The following explains the four elements or components of a positioning statement to help with the exercise:
Target Audience - the attitudinal and demographic description of the core prospect to whom the brand is intended to appeal; the group of customers that most closely represents the brand’s most fervent users.
Frame of Reference - the category in which the brand competes; the context that gives the brand relevance to the customer.
Benefit/Point of Difference - the most compelling and motivating benefit that the brand can own in the hearts and minds of its target audience relative to the competition.
Reason to Believe - the most convincing proof that the brand delivers what it promises.
At first glance, this exercise seems easy and many of your management team will eagerly take on the task. When they start to put pen to paper, however, the simplicity of the task often quickly dissipates and the true challenge of this statement becomes readily apparent. In my experience, completing this sentence is the single hardest task that you will collectively face as a management team.
At the end of the exercise, collect the responses and anonymously read the completed statements. You may be very surprised at the resulting inconsistencies. As marketing leaders, we often develop our market positions and understand its importance to effectively competing in a busy market. But we sometimes forget to spend the necessary focus internally to ensure awareness among our customer facing teams and the impacts of the brand position to their day-to-day jobs.

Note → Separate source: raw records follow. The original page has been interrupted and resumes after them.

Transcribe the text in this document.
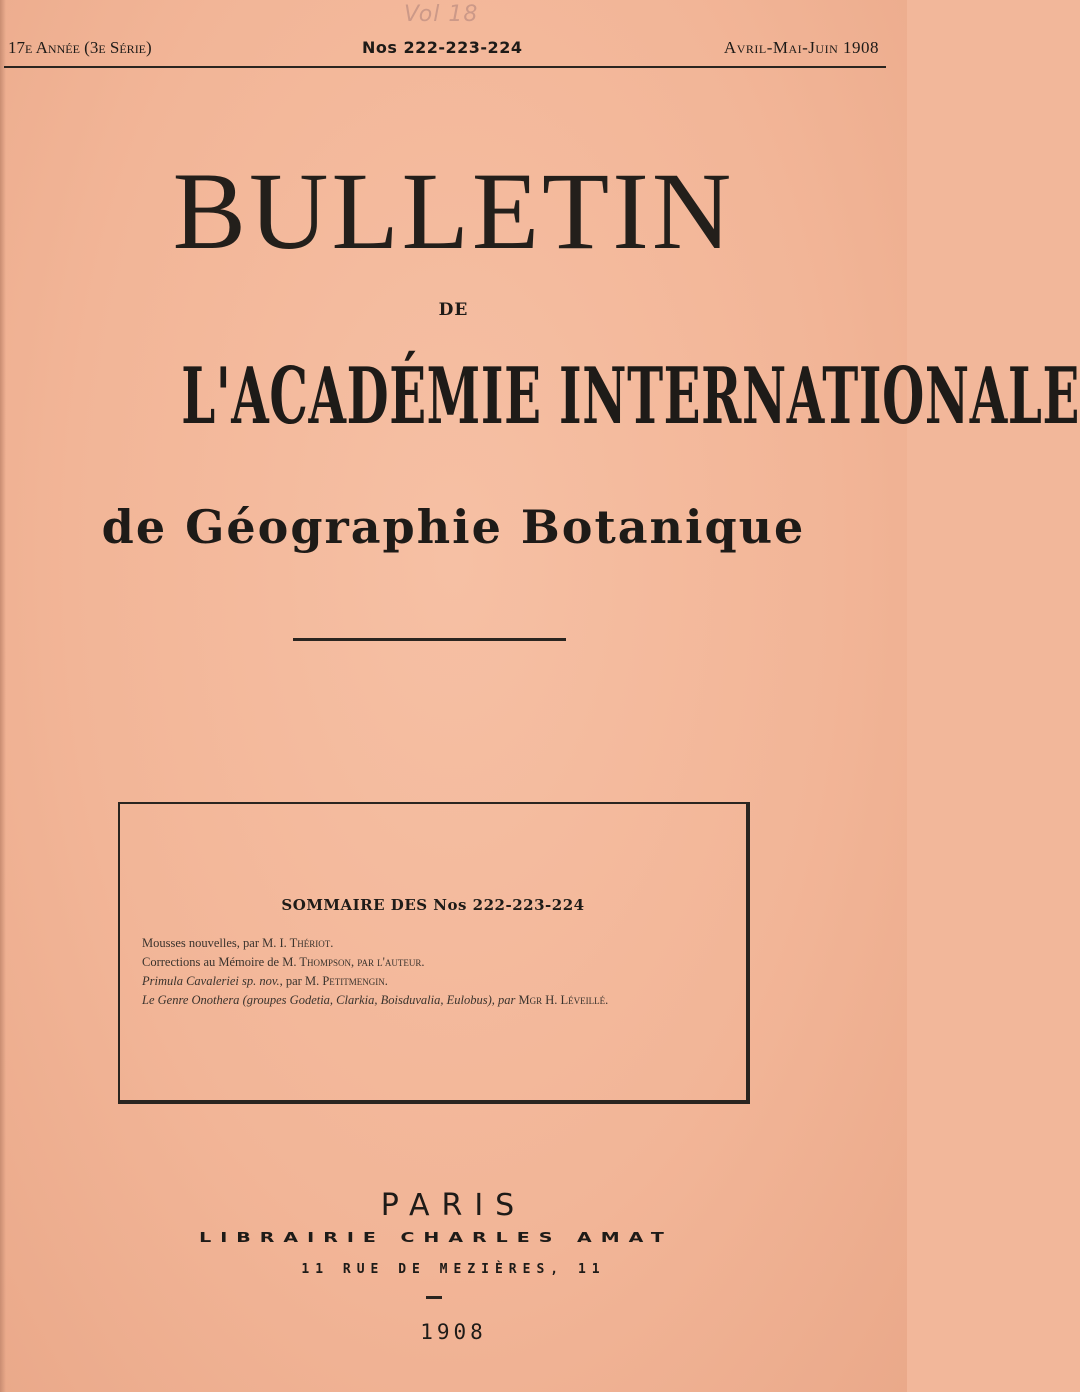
Vol 18
17e Année (3e Série)	Nos 222-223-224	Avril-Mai-Juin 1908
BULLETIN
DE
L'ACADÉMIE INTERNATIONALE
de Géographie Botanique
SOMMAIRE DES Nos 222-223-224
Mousses nouvelles, par M. I. Thériot.
Corrections au Mémoire de M. Thompson, par l'auteur.
Primula Cavaleriei sp. nov., par M. Petitmengin.
Le Genre Onothera (groupes Godetia, Clarkia, Boisduvalia, Eulobus), par Mgr H. Léveillé.
PARIS
LIBRAIRIE CHARLES AMAT
11 RUE DE MEZIÈRES, 11
1908
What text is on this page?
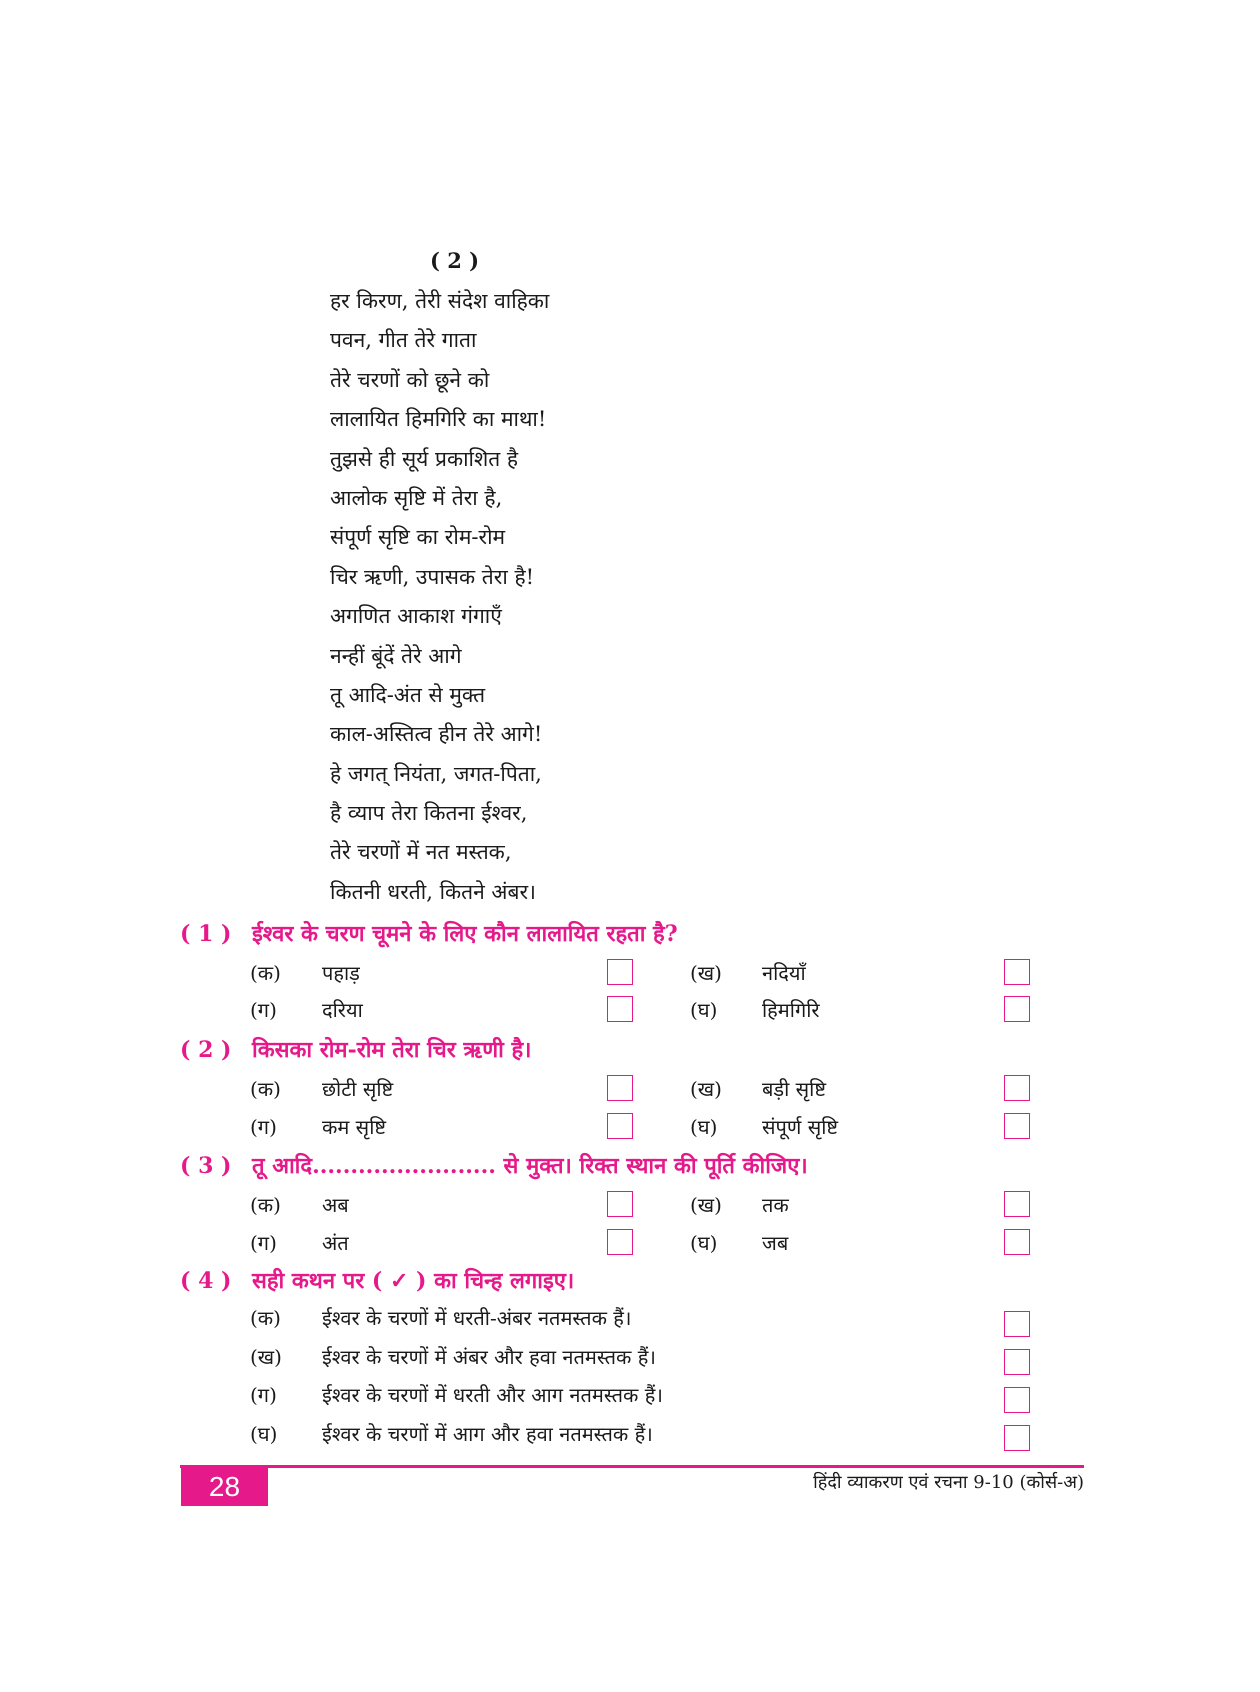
( 2 )
हर किरण, तेरी संदेश वाहिका
पवन, गीत तेरे गाता
तेरे चरणों को छूने को
लालायित हिमगिरि का माथा!
तुझसे ही सूर्य प्रकाशित है
आलोक सृष्टि में तेरा है,
संपूर्ण सृष्टि का रोम-रोम
चिर ऋणी, उपासक तेरा है!
अगणित आकाश गंगाएँ
नन्हीं बूंदें तेरे आगे
तू आदि-अंत से मुक्त
काल-अस्तित्व हीन तेरे आगे!
हे जगत् नियंता, जगत-पिता,
है व्याप तेरा कितना ईश्वर,
तेरे चरणों में नत मस्तक,
कितनी धरती, कितने अंबर।
( 1 ) ईश्वर के चरण चूमने के लिए कौन लालायित रहता है?
(क) पहाड़	(ख) नदियाँ
(ग) दरिया	(घ) हिमगिरि
( 2 ) किसका रोम-रोम तेरा चिर ऋणी है।
(क) छोटी सृष्टि	(ख) बड़ी सृष्टि
(ग) कम सृष्टि	(घ) संपूर्ण सृष्टि
( 3 ) तू आदि........................ से मुक्त। रिक्त स्थान की पूर्ति कीजिए।
(क) अब	(ख) तक
(ग) अंत	(घ) जब
( 4 ) सही कथन पर ( ✓ ) का चिन्ह लगाइए।
(क) ईश्वर के चरणों में धरती-अंबर नतमस्तक हैं।
(ख) ईश्वर के चरणों में अंबर और हवा नतमस्तक हैं।
(ग) ईश्वर के चरणों में धरती और आग नतमस्तक हैं।
(घ) ईश्वर के चरणों में आग और हवा नतमस्तक हैं।
28	हिंदी व्याकरण एवं रचना 9-10 (कोर्स-अ)
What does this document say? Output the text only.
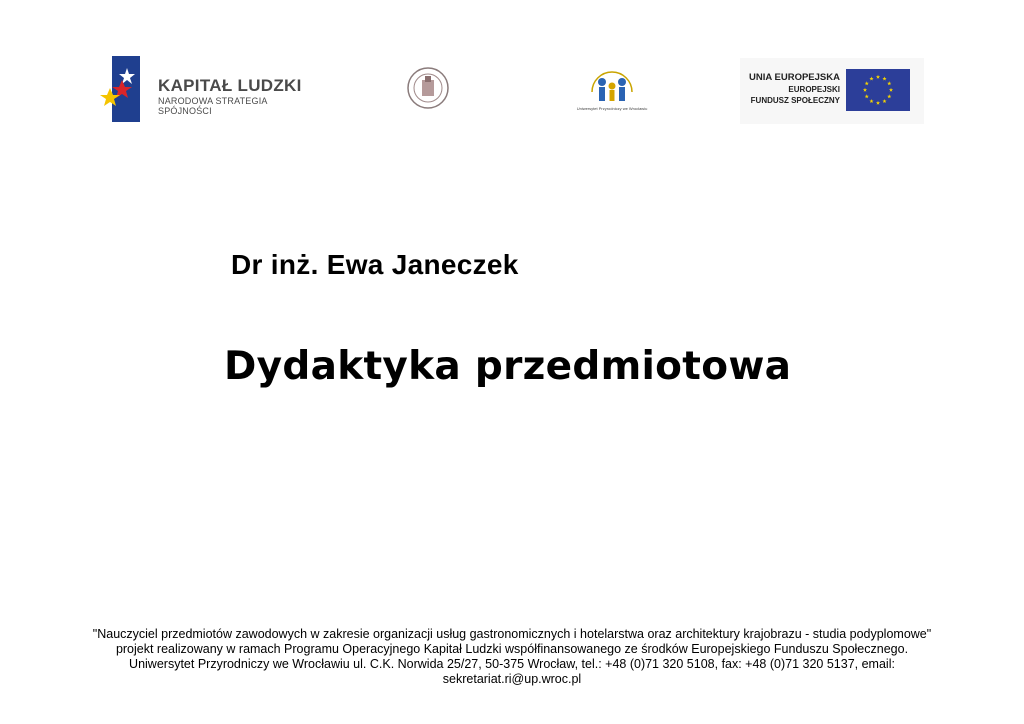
KAPITAŁ LUDZKI
NARODOWA STRATEGIA SPÓJNOŚCI	Uniwersytet Przyrodniczy we Wrocławiu
UNIA EUROPEJSKA
EUROPEJSKI
FUNDUSZ SPOŁECZNY
Dr inż. Ewa Janeczek
Dydaktyka przedmiotowa
"Nauczyciel przedmiotów zawodowych w zakresie organizacji usług gastronomicznych i hotelarstwa oraz architektury krajobrazu - studia podyplomowe"
projekt realizowany w ramach Programu Operacyjnego Kapitał Ludzki współfinansowanego ze środków Europejskiego Funduszu Społecznego.
Uniwersytet Przyrodniczy we Wrocławiu ul. C.K. Norwida 25/27, 50-375 Wrocław, tel.: +48 (0)71 320 5108, fax: +48 (0)71 320 5137, email:
sekretariat.ri@up.wroc.pl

The crux of a brand is a collection of perceptions formed from a host of interactions with your company. If this is the case, our brands are built from far more than our marketing and promotions. Think of all the client facing interactions your employees have with the customer, from the front reception to sales to delivery to billing to accounts receivable. Think of the impact to your brand if your positioning is not well vetted and understood by your employees. What are the chances your organization is consistently living and delivering on the brand promise? How confused is your customer if they hear your brand is built on fanatical support and your support team is several days returning customer inquiries?
The best brands consistently deliver on their brand promise and they do so by working hard to ensure their organization is ready to support the promise internally. This includes detailed plans, training, frequent internal communications, and check points for quality assurance. This only works if your management team acts as the internal champions for your brand – it needs to be supported from the top. So if the positioning exercise above yields inconsistencies from your management team, you know what you have to do next.
Brand positioning is at the center of a brand development strategy and arguably the most important facet of a company’s success. It is the glue that keeps everything together. It is what sets you apart and the reason people want to do business with you. It sets the tone for how you conduct business. It is the roadmap to guide future direction and growth and the compass for most of your business decisions along the way. And it starts with your own management team and employees.